The no-till methods of sheet mulching, double digging, and hugelkultur offer numerous benefits for the soil, including the slow release of nutrients. Sheet mulching serves a dual purpose: weed suppression and a steady supply of organic matter. Soil must be opened with a fork or broadfork and amended with manure, kelp, and/or other nutrient-dense organic materials. The amended soil should then receive a generous watering and covered with a thick, overlapping layer of cardboard to prevent the infiltration of noxious weeds. The cardboard layer should receive a substantial amount of water in order to allow the cardboard pieces to adhere. Add a thick layer of organic matter on top of the cardboard layer, and follow this with a final watering. Planting can occur within the sheet mulched area by cutting out spaces in the cardboard.
Double digging offers instant gratification in a struggling growing space in desperate need of soil fertility. This method is certainly labor intensive but offers immediate rewards in the form of deep, fluffy, nutrient-rich soil. After selecting a small section of land to cultivate, dig out a shallow trench, and place this soil to the side. Fork up the second layer in the section and add soil amendments, such as manure or compost, and return the initially removed top layer to the area. The aeration of the soil and addition of soil amendments will dramatically expand the bed’s depth and essentially form a raised bed.

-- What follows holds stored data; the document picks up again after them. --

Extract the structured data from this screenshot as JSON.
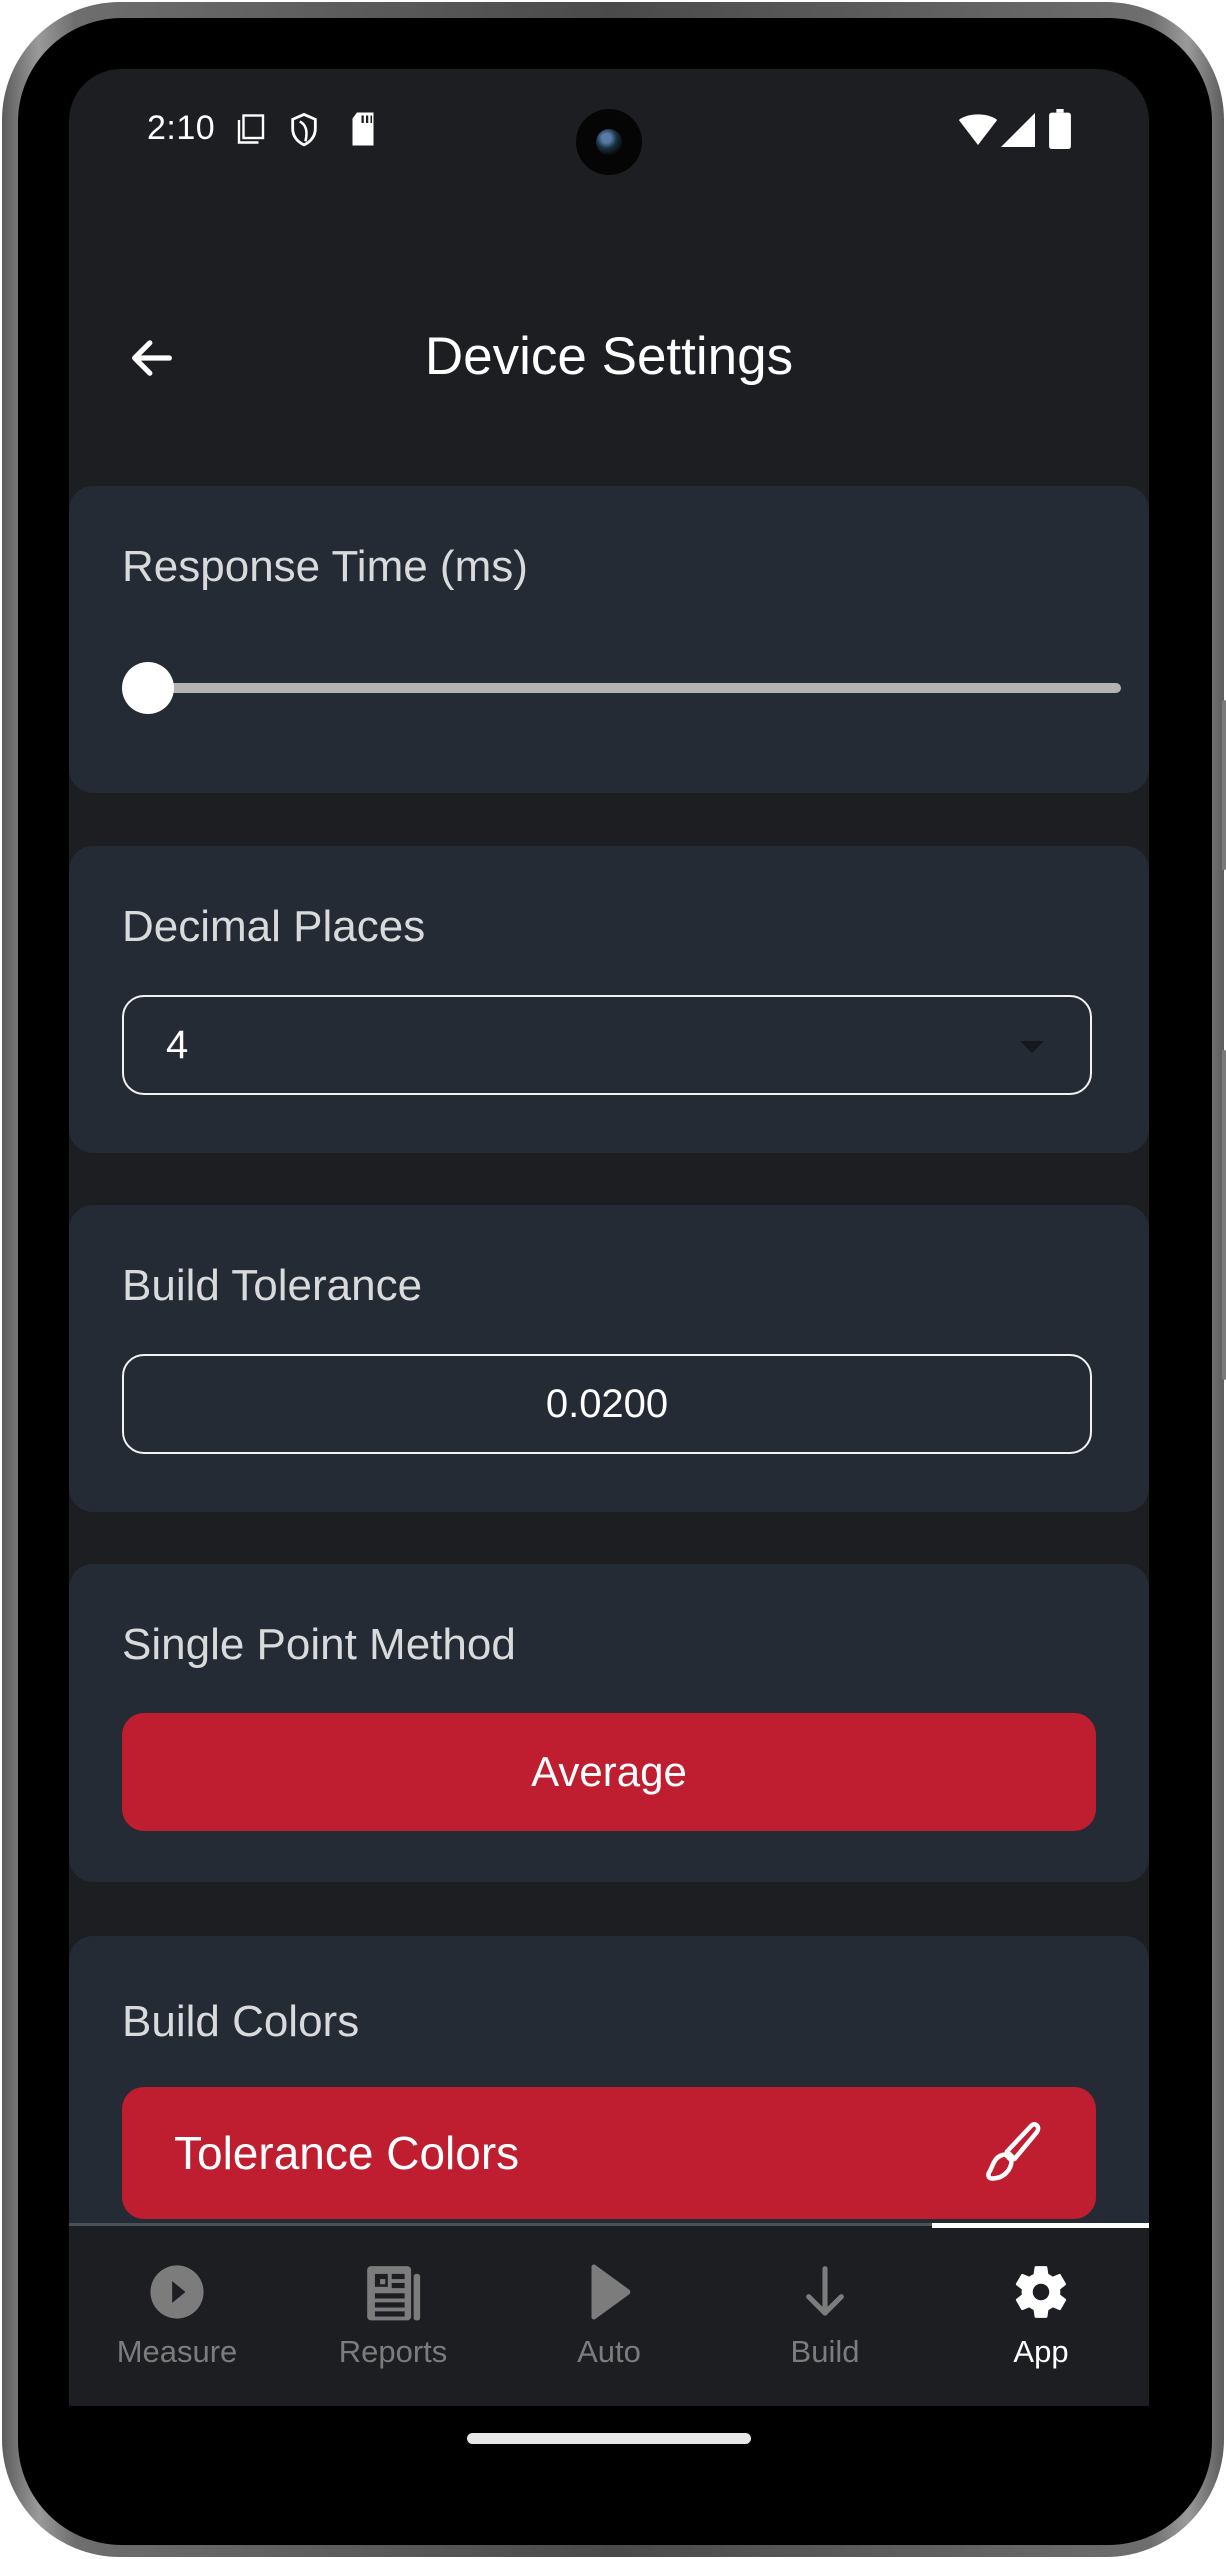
{
  "status_bar": {
    "time": "2:10",
    "left_icons": [
      "screenshot-icon",
      "shield-icon",
      "sd-card-icon"
    ],
    "right_icons": [
      "wifi-icon",
      "cellular-signal-icon",
      "battery-icon"
    ]
  },
  "app_bar": {
    "back_icon": "arrow-left-icon",
    "title": "Device Settings"
  },
  "settings": {
    "response_time": {
      "label": "Response Time (ms)",
      "slider_fraction": 0.0
    },
    "decimal_places": {
      "label": "Decimal Places",
      "selected": "4",
      "dropdown_icon": "caret-down-icon"
    },
    "build_tolerance": {
      "label": "Build Tolerance",
      "value": "0.0200"
    },
    "single_point_method": {
      "label": "Single Point Method",
      "button_label": "Average"
    },
    "build_colors": {
      "label": "Build Colors",
      "button_label": "Tolerance Colors",
      "button_icon": "paintbrush-icon"
    }
  },
  "bottom_nav": {
    "items": [
      {
        "label": "Measure",
        "icon": "play-circle-icon",
        "active": false
      },
      {
        "label": "Reports",
        "icon": "newspaper-icon",
        "active": false
      },
      {
        "label": "Auto",
        "icon": "play-icon",
        "active": false
      },
      {
        "label": "Build",
        "icon": "arrow-down-icon",
        "active": false
      },
      {
        "label": "App",
        "icon": "gear-icon",
        "active": true
      }
    ]
  },
  "colors": {
    "background": "#1c1e22",
    "card": "#252b35",
    "accent_red": "#be1e2f",
    "inactive_nav": "#7c7c7c",
    "active_nav": "#ffffff"
  }
}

Hugelkultur, historically utilized in German and Eastern European cultures, incorporates tree stumps, branches, and other massive amounts of plant biomass and offers the long-term, slow release of carbon, microbial activity, water, and more into the soil. Hugelkultur in arid regions may benefit from a sunken design, while humid regions benefit from the traditional raised hugelkultur beds. Decaying, mycelium-rich chunks of wood can inject the soil with beneficial microbial life and nutrients over a long period of time. The bank of carbon-rich materials can also easily absorb and retain moisture.
Finally, intelligent combining of any of these techniques, such as double hugel digging, can offer additional benefits depending on the site, available resources, and the desired outcome of the gardening project. Double hugel digging, for example, would consist of burying woody, carbon-rich materials alongside the soil amendments during the double digging process.

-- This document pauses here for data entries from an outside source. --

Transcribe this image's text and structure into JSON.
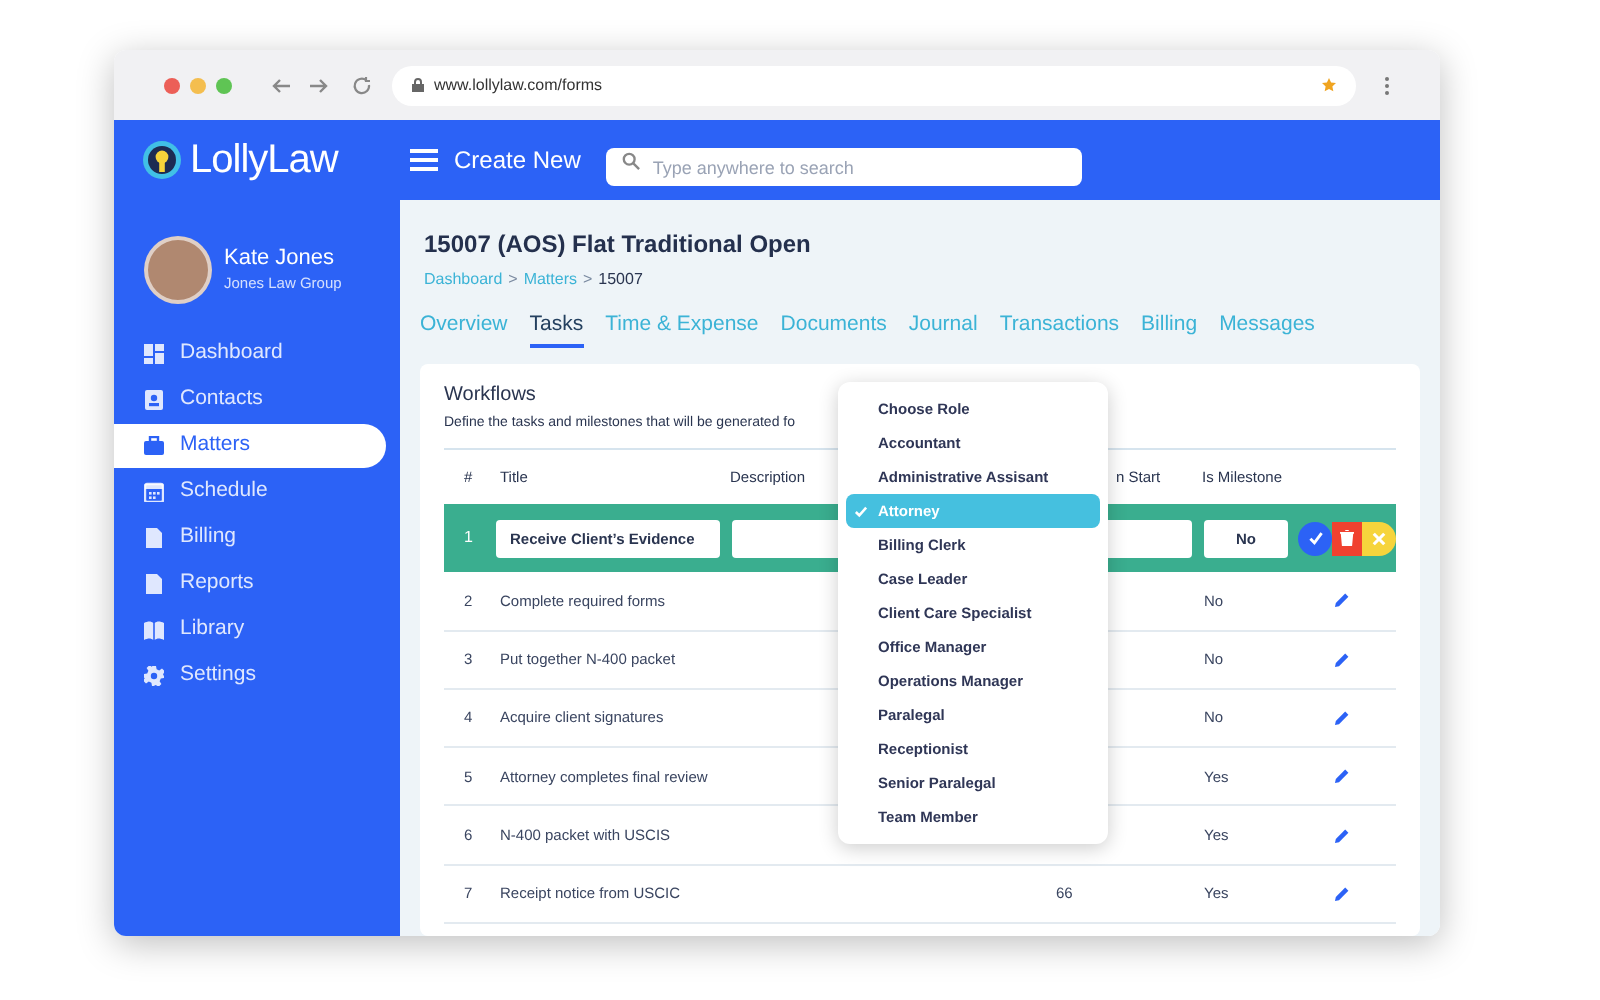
{
  "browser": {
    "url": "www.lollylaw.com/forms"
  },
  "app": {
    "logo": "LollyLaw",
    "create_new": "Create New",
    "search": {
      "placeholder": "Type anywhere to search"
    }
  },
  "user": {
    "name": "Kate Jones",
    "firm": "Jones Law Group"
  },
  "sidebar": {
    "items": [
      {
        "label": "Dashboard",
        "selected": false
      },
      {
        "label": "Contacts",
        "selected": false
      },
      {
        "label": "Matters",
        "selected": true
      },
      {
        "label": "Schedule",
        "selected": false
      },
      {
        "label": "Billing",
        "selected": false
      },
      {
        "label": "Reports",
        "selected": false
      },
      {
        "label": "Library",
        "selected": false
      },
      {
        "label": "Settings",
        "selected": false
      }
    ]
  },
  "matter": {
    "title": "15007 (AOS) Flat Traditional Open",
    "breadcrumb": [
      "Dashboard",
      "Matters",
      "15007"
    ],
    "separator": ">"
  },
  "tabs": [
    {
      "label": "Overview",
      "selected": false
    },
    {
      "label": "Tasks",
      "selected": true
    },
    {
      "label": "Time & Expense",
      "selected": false
    },
    {
      "label": "Documents",
      "selected": false
    },
    {
      "label": "Journal",
      "selected": false
    },
    {
      "label": "Transactions",
      "selected": false
    },
    {
      "label": "Billing",
      "selected": false
    },
    {
      "label": "Messages",
      "selected": false
    }
  ],
  "workflows": {
    "title": "Workflows",
    "description": "Define the tasks and milestones that will be generated fo",
    "table": {
      "columns": [
        "#",
        "Title",
        "Description",
        "n Start",
        "Is Milestone"
      ],
      "editing_row": {
        "number": "1",
        "title": "Receive Client’s Evidence",
        "is_milestone": "No"
      },
      "rows": [
        {
          "number": "2",
          "title": "Complete required forms",
          "column_4": "",
          "is_milestone": "No"
        },
        {
          "number": "3",
          "title": "Put together N-400 packet",
          "column_4": "",
          "is_milestone": "No"
        },
        {
          "number": "4",
          "title": "Acquire client signatures",
          "column_4": "",
          "is_milestone": "No"
        },
        {
          "number": "5",
          "title": "Attorney completes final review",
          "column_4": "",
          "is_milestone": "Yes"
        },
        {
          "number": "6",
          "title": "N-400 packet with USCIS",
          "column_4": "",
          "is_milestone": "Yes"
        },
        {
          "number": "7",
          "title": "Receipt notice from USCIC",
          "column_4": "66",
          "is_milestone": "Yes"
        }
      ]
    }
  },
  "role_dropdown": {
    "items": [
      {
        "label": "Choose Role",
        "selected": false
      },
      {
        "label": "Accountant",
        "selected": false
      },
      {
        "label": "Administrative Assisant",
        "selected": false
      },
      {
        "label": "Attorney",
        "selected": true
      },
      {
        "label": "Billing Clerk",
        "selected": false
      },
      {
        "label": "Case Leader",
        "selected": false
      },
      {
        "label": "Client Care Specialist",
        "selected": false
      },
      {
        "label": "Office Manager",
        "selected": false
      },
      {
        "label": "Operations Manager",
        "selected": false
      },
      {
        "label": "Paralegal",
        "selected": false
      },
      {
        "label": "Receptionist",
        "selected": false
      },
      {
        "label": "Senior Paralegal",
        "selected": false
      },
      {
        "label": "Team Member",
        "selected": false
      }
    ]
  }
}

The arid high desert climate in our community presents a challenge to any eager gardener, but initial diligent efforts to cultivate healthy, living soil pay off dramatically over time. Utilizing intensive methods of permaculture to regenerate our soil can provide our community with building blocks to grow nutrient-dense food and forage plants, expand our pollinator gardens, reduce our dependence on industrially grown foods, and engender collaborative community efforts. Share this information with friends, family, neighbors, and community members, and consider starting your own community-driven permaculture project, incorporating food-sharing, work-trading, storytelling, skills-sharing, and much more.